With Kate Beckinsale as a disgraced reporter. Who tries to regain her former glory to prove an imprisoned woman is innocent of the murder. The Guilty Party is the genuinely vexing mess of the mysterious series at its premiere. He never sticks to any tone of voice, refuses to give us characters to deal with. And is too poorly structured to engage us.
Guilty Party episodes last for about half an hour:
Which could be a blessing if the series keeps things tight, moving, and meaningful. But the Guilty Party pilot only delivers a third of the story you need in one introductory episode. And without the show is a product that can still overeat. It relies on and relies on it to keep us hooked. And that is a failure. Beckinsale’s Beth Baker isn’t pathetic enough to empathize with us, nor is she quirky or funny enough to captivate us.
Sometimes it seems that Beth is deprived of Legally Blond. Like a hidden brain that people despise. But then she gets distracted when she doesn’t show any insight, influence, or intuition in any area of her life. Furthermore, he’s even charismatically incompetent in any way that makes him relatable or exciting.

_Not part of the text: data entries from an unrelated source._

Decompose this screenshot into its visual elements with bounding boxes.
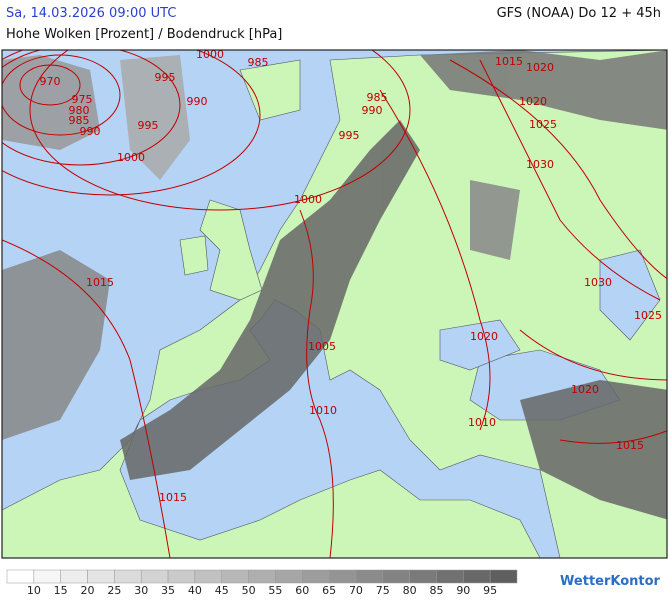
legend-swatch [436,569,464,584]
isobar-label: 1020 [470,330,498,343]
isobar-label: 990 [187,95,208,108]
legend-swatch [302,569,330,584]
legend: 10 15 20 25 30 35 40 45 50 55 60 65 70 75 80 85 90 95 [6,569,518,597]
isobar-label: 1030 [584,276,612,289]
legend-label: 40 [188,584,202,597]
isobar-label: 1010 [309,404,337,417]
isobar-label: 1020 [526,61,554,74]
legend-label: 80 [403,584,417,597]
legend-swatch [409,569,437,584]
legend-label: 25 [107,584,121,597]
isobars [2,50,667,558]
timestamp: Sa, 14.03.2026 09:00 UTC [6,6,177,21]
legend-swatch [221,569,249,584]
isobar-label: 1025 [634,309,662,322]
isobar-label: 1015 [86,276,114,289]
legend-label: 85 [429,584,443,597]
legend-swatch [248,569,276,584]
legend-label: 10 [27,584,41,597]
model-run: GFS (NOAA) Do 12 + 45h [496,6,661,21]
high-clouds [2,50,667,520]
isobar-label: 1000 [117,151,145,164]
isobar-label: 990 [362,104,383,117]
isobar-label: 985 [248,56,269,69]
isobar-label: 1000 [196,48,224,61]
legend-swatch [489,569,518,584]
legend-label: 30 [134,584,148,597]
isobar-label: 1000 [294,193,322,206]
legend-swatch [275,569,303,584]
isobar-label: 995 [138,119,159,132]
isobar-label: 985 [69,114,90,127]
isobar-label: 1010 [468,416,496,429]
legend-swatch [382,569,410,584]
legend-swatch [6,569,35,584]
legend-label: 90 [456,584,470,597]
legend-label: 50 [242,584,256,597]
legend-swatch [140,569,169,584]
legend-swatch [87,569,115,584]
legend-label: 20 [81,584,95,597]
map-title: Hohe Wolken [Prozent] / Bodendruck [hPa] [6,27,283,42]
isobar-label: 1015 [616,439,644,452]
isobar-label: 990 [80,125,101,138]
map-frame [1,49,668,559]
legend-swatch [33,569,61,584]
legend-label: 70 [349,584,363,597]
isobar-label: 995 [155,71,176,84]
legend-label: 65 [322,584,336,597]
legend-label: 15 [54,584,68,597]
logo: WetterKontor [560,574,661,589]
isobar-label: 1015 [495,55,523,68]
isobar-label: 975 [72,93,93,106]
legend-swatch [463,569,491,584]
isobar-label: 1015 [159,491,187,504]
isobar-label: 985 [367,91,388,104]
isobar-label: 1025 [529,118,557,131]
isobar-label: 1030 [526,158,554,171]
legend-swatch [167,569,196,584]
legend-label: 35 [161,584,175,597]
isobar-label: 980 [69,104,90,117]
legend-swatch [60,569,88,584]
isobar-label: 1020 [571,383,599,396]
isobar-label: 1005 [308,340,336,353]
legend-swatch [114,569,142,584]
legend-label: 60 [295,584,309,597]
legend-swatch [328,569,357,584]
legend-label: 45 [215,584,229,597]
legend-label: 55 [268,584,282,597]
legend-swatch [355,569,384,584]
legend-label: 95 [483,584,497,597]
isobar-label: 1020 [519,95,547,108]
isobar-label: 995 [339,129,360,142]
legend-swatch [194,569,222,584]
legend-label: 75 [376,584,390,597]
isobar-label: 970 [40,75,61,88]
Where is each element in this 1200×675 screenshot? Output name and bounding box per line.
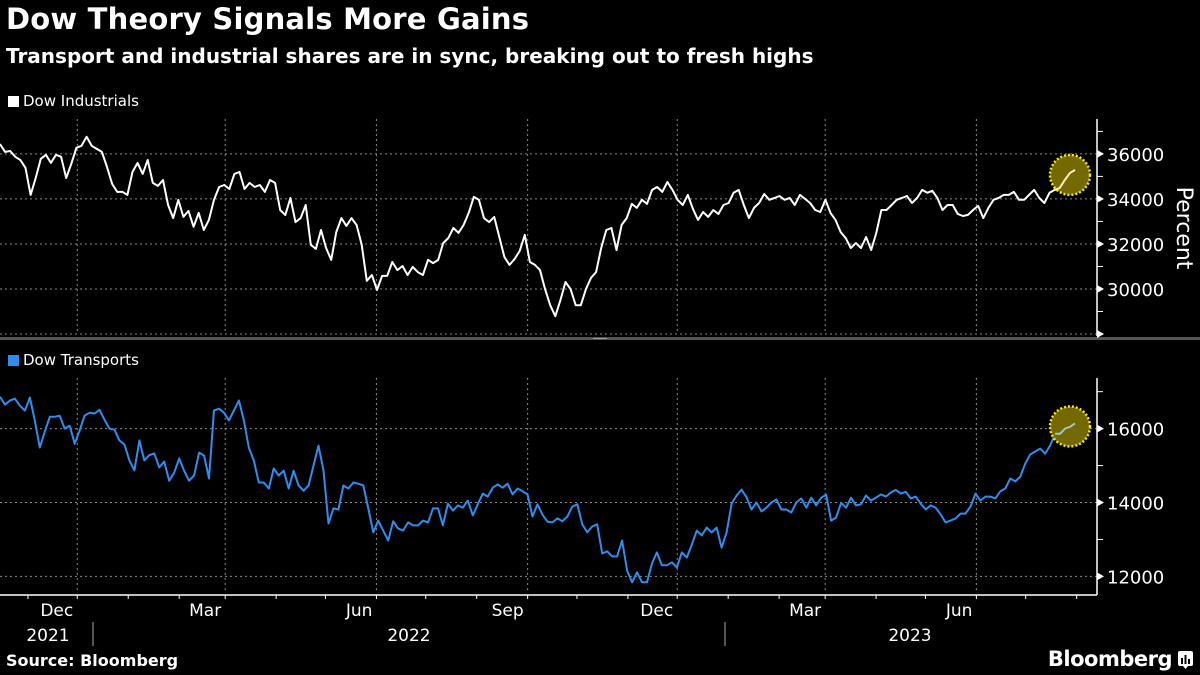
y-tick-marker (1097, 284, 1104, 293)
transports-line (0, 396, 1076, 584)
legend-label-transports: Dow Transports (23, 351, 139, 369)
y-tick-marker (1097, 149, 1104, 158)
x-tick-label: Jun (945, 601, 973, 621)
y-tick-label: 34000 (1107, 190, 1164, 211)
x-year-label: 2022 (387, 626, 430, 646)
brand-logo: Bloomberg (1047, 647, 1173, 671)
y-tick-label: 12000 (1107, 567, 1164, 588)
x-tick-label: Jun (345, 601, 373, 621)
chart-subtitle: Transport and industrial shares are in s… (6, 44, 814, 68)
y-tick-label: 32000 (1107, 235, 1164, 256)
legend-swatch-transports (8, 354, 19, 366)
chart-title: Dow Theory Signals More Gains (6, 2, 530, 36)
y-tick-marker (1097, 572, 1104, 581)
x-tick-label: Mar (189, 601, 221, 621)
legend-label-industrials: Dow Industrials (23, 92, 139, 110)
legend-transports: Dow Transports (8, 351, 139, 369)
x-tick-label: Dec (640, 601, 673, 621)
legend-industrials: Dow Industrials (8, 92, 139, 110)
legend-swatch-industrials (8, 95, 19, 107)
industrials-line (0, 135, 1076, 318)
x-year-label: 2023 (888, 626, 931, 646)
y-tick-label: 36000 (1107, 145, 1164, 166)
y-tick-label: 16000 (1107, 420, 1164, 441)
industrials-latest-segment (1054, 169, 1076, 191)
y-tick-marker (1097, 424, 1104, 433)
x-tick-label: Dec (40, 601, 73, 621)
y-tick-label: 14000 (1107, 493, 1164, 514)
y-axis-title: Percent (1171, 187, 1196, 270)
panel-resize-handle (593, 338, 607, 339)
transports-latest-segment (1055, 422, 1076, 435)
bloomberg-chart-icon (1178, 651, 1193, 669)
y-tick-marker (1097, 330, 1104, 338)
y-tick-marker (1097, 194, 1104, 203)
y-tick-marker (1097, 498, 1104, 507)
source-note: Source: Bloomberg (6, 651, 179, 670)
x-tick-label: Mar (789, 601, 821, 621)
industrials-highlight-circle (1048, 153, 1092, 197)
y-tick-marker (1097, 239, 1104, 248)
x-tick-label: Sep (492, 601, 524, 621)
x-year-label: 2021 (26, 626, 69, 646)
y-tick-label: 30000 (1107, 280, 1164, 301)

In this first episode, “The Last True Journalist Working in Denver”. We see Beth receiving a local award for “Excellence in Investigative Journalism”. Which is promptly revoked and her work in the Denver Chronicle removed for lying well, something. And that’s pretty much everything we learn about him in the pilot. That’s all we knew about Beth when we left the premiere. We never heard what the big lie was, why he did it, or any explanation from him. This was most likely to come later in the season, but it was too late. You can’t imagine a hero shell and expect viewers to take care of it.

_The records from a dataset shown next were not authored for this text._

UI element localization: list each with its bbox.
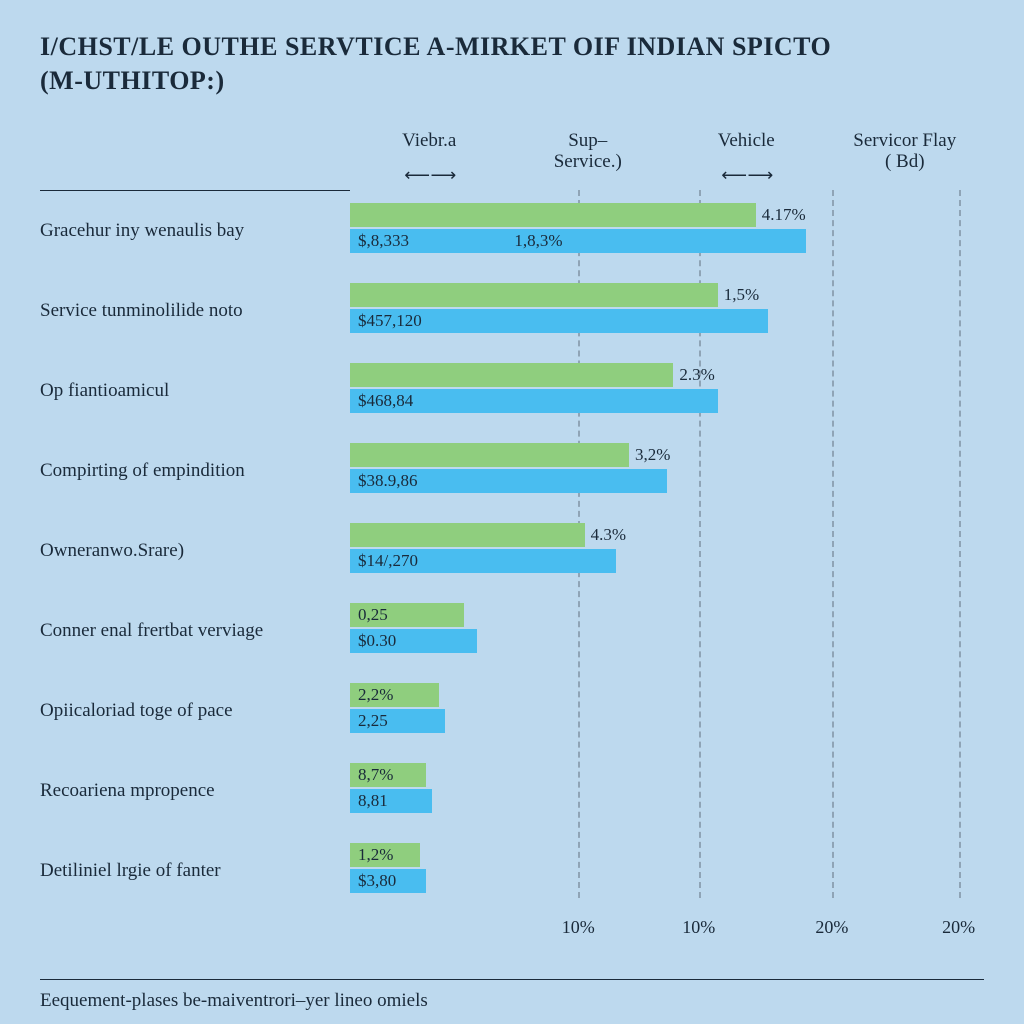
bar-zone: 2,2% 2,25: [350, 671, 984, 751]
bar-blue-value: $3,80: [358, 871, 396, 891]
bar-blue-value: $0.30: [358, 631, 396, 651]
x-axis: 10% 10% 20% 20%: [40, 917, 984, 943]
row-label: Conner enal frertbat verviage: [40, 620, 350, 642]
table-row: Recoariena mpropence8,7% 8,81: [40, 751, 984, 831]
bar-zone: 0,25 $0.30: [350, 591, 984, 671]
row-label: Compirting of empindition: [40, 460, 350, 482]
x-axis-zone: 10% 10% 20% 20%: [350, 917, 984, 943]
header-2: Vehicle ⟵ ⟶: [667, 128, 826, 184]
bar-blue-value: $38.9,86: [358, 471, 418, 491]
bar-green: [350, 283, 718, 307]
footer-text: Eequement-plases be-maiventrori–yer line…: [40, 990, 428, 1011]
header-2-label: Vehicle: [718, 130, 775, 151]
table-row: Owneranwo.Srare) $14/,270 4.3%: [40, 511, 984, 591]
bar-green: [350, 363, 673, 387]
bar-blue-value: $457,120: [358, 311, 422, 331]
bar-blue: $,8,333 1,8,3%: [350, 229, 806, 253]
row-label: Gracehur iny wenaulis bay: [40, 220, 350, 242]
bar-green: [350, 203, 756, 227]
bar-blue: $0.30: [350, 629, 477, 653]
header-1: Sup–Service.): [509, 128, 668, 184]
table-row: Gracehur iny wenaulis bay $,8,333 1,8,3% 4.…: [40, 191, 984, 271]
table-row: Detiliniel lrgie of fanter1,2% $3,80: [40, 831, 984, 911]
table-row: Compirting of empindition $38.9,86 3,2%: [40, 431, 984, 511]
table-row: Op fiantioamicul $468,84 2.3%: [40, 351, 984, 431]
bar-blue-value: $,8,333: [358, 231, 409, 251]
table-row: Opiicaloriad toge of pace2,2% 2,25: [40, 671, 984, 751]
chart-title: I/CHST/LE OUTHE SERVTICE A-MIRKET OIF IN…: [40, 30, 984, 98]
bar-blue-value-2: 1,8,3%: [514, 231, 562, 251]
bar-blue: $457,120: [350, 309, 768, 333]
bar-end-label: 1,5%: [724, 285, 759, 305]
header-2-arrow: ⟵ ⟶: [721, 165, 771, 186]
bar-end-label: 4.17%: [762, 205, 806, 225]
row-label: Opiicaloriad toge of pace: [40, 700, 350, 722]
bar-green: 1,2%: [350, 843, 420, 867]
bar-blue: $3,80: [350, 869, 426, 893]
header-1-label: Sup–Service.): [554, 130, 622, 173]
row-label: Service tunminolilide noto: [40, 300, 350, 322]
bar-zone: $38.9,86 3,2%: [350, 431, 984, 511]
bar-zone: 8,7% 8,81: [350, 751, 984, 831]
x-tick: 10%: [562, 917, 595, 938]
bar-zone: $,8,333 1,8,3% 4.17%: [350, 191, 984, 271]
bar-green: 0,25: [350, 603, 464, 627]
bar-blue: 2,25: [350, 709, 445, 733]
bar-blue-value: 8,81: [358, 791, 388, 811]
bar-blue-value: $14/,270: [358, 551, 418, 571]
header-3-label: Servicor Flay( Bd): [853, 130, 956, 173]
bar-blue-value: $468,84: [358, 391, 413, 411]
bar-blue: $38.9,86: [350, 469, 667, 493]
bar-blue: $468,84: [350, 389, 718, 413]
row-label: Owneranwo.Srare): [40, 540, 350, 562]
bar-green: 2,2%: [350, 683, 439, 707]
bar-end-label: 3,2%: [635, 445, 670, 465]
bar-zone: $457,120 1,5%: [350, 271, 984, 351]
header-0-arrow: ⟵ ⟶: [404, 165, 454, 186]
bar-blue-value: 2,25: [358, 711, 388, 731]
title-line2: (M-UTHITOP:): [40, 66, 225, 95]
x-tick: 10%: [682, 917, 715, 938]
bar-zone: $14/,270 4.3%: [350, 511, 984, 591]
header-0-label: Viebr.a: [402, 130, 456, 151]
title-line1: I/CHST/LE OUTHE SERVTICE A-MIRKET OIF IN…: [40, 32, 831, 61]
row-label: Detiliniel lrgie of fanter: [40, 860, 350, 882]
bar-blue: $14/,270: [350, 549, 616, 573]
row-label: Op fiantioamicul: [40, 380, 350, 402]
bar-blue: 8,81: [350, 789, 432, 813]
x-tick: 20%: [942, 917, 975, 938]
bar-green: [350, 523, 585, 547]
chart-rows: Gracehur iny wenaulis bay $,8,333 1,8,3% 4.…: [40, 191, 984, 911]
header-0: Viebr.a ⟵ ⟶: [350, 128, 509, 184]
bar-green: 8,7%: [350, 763, 426, 787]
x-tick: 20%: [815, 917, 848, 938]
bar-green: [350, 443, 629, 467]
table-row: Service tunminolilide noto $457,120 1,5%: [40, 271, 984, 351]
row-label: Recoariena mpropence: [40, 780, 350, 802]
column-headers: Viebr.a ⟵ ⟶ Sup–Service.) Vehicle ⟵ ⟶ Se…: [40, 128, 984, 184]
header-3: Servicor Flay( Bd): [826, 128, 985, 184]
table-row: Conner enal frertbat verviage0,25 $0.30: [40, 591, 984, 671]
chart-area: Viebr.a ⟵ ⟶ Sup–Service.) Vehicle ⟵ ⟶ Se…: [40, 128, 984, 958]
bar-zone: 1,2% $3,80: [350, 831, 984, 911]
chart-footer: Eequement-plases be-maiventrori–yer line…: [40, 979, 984, 1012]
bar-end-label: 2.3%: [679, 365, 714, 385]
bar-zone: $468,84 2.3%: [350, 351, 984, 431]
bar-end-label: 4.3%: [591, 525, 626, 545]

Furthermore, nothing Beth does in this first chapter is brilliant.
He is foolish in many ways. Beth is crazy enough to work in pop culture reporting and crazy enough to believe that her new editor at Pop Bite wants stories about human trafficking or homelessness as if she goes to the work every day without knowing who she is.
And somehow, the show had the guts to commit a crime against Pop Bite for not reading the room he was in, not Beth. I had to buy it like a carcass, but there’s not a single situation in this first episode where he’s wrestling with the idea of an experienced person, someone else.
Guilty Party may improve as the season’s progress. As didn’t even touch on the actual mysterious element here in the first episode, but that leaves the pilot very flat and uninteresting. In the end, Beth runs into a falsely imprisoned Tony Jules Latimer (despite Beth making asses, of course). And no deal is made even then.
There’s a rainbow of redemption here for Beth as she (hopefully) learns to stop being the oddly insulting fibre, but this first episode is so thin there’s almost no reason to continue.
The Guilt Party follows Beth Burgess (Kate Beckinsale), a discredited journalist who desperately tries to save her only career by clinging to the story of a young mother, Tony Plimpton (Jules Latimer). Who will live for her mutilation and murder. husband Sentenced to prison. A crime he claims he didn’t commit. Beth battles Colorado gun smugglers, bait culture, marriage stagnation, and her tainted past is trying to uncover the truth.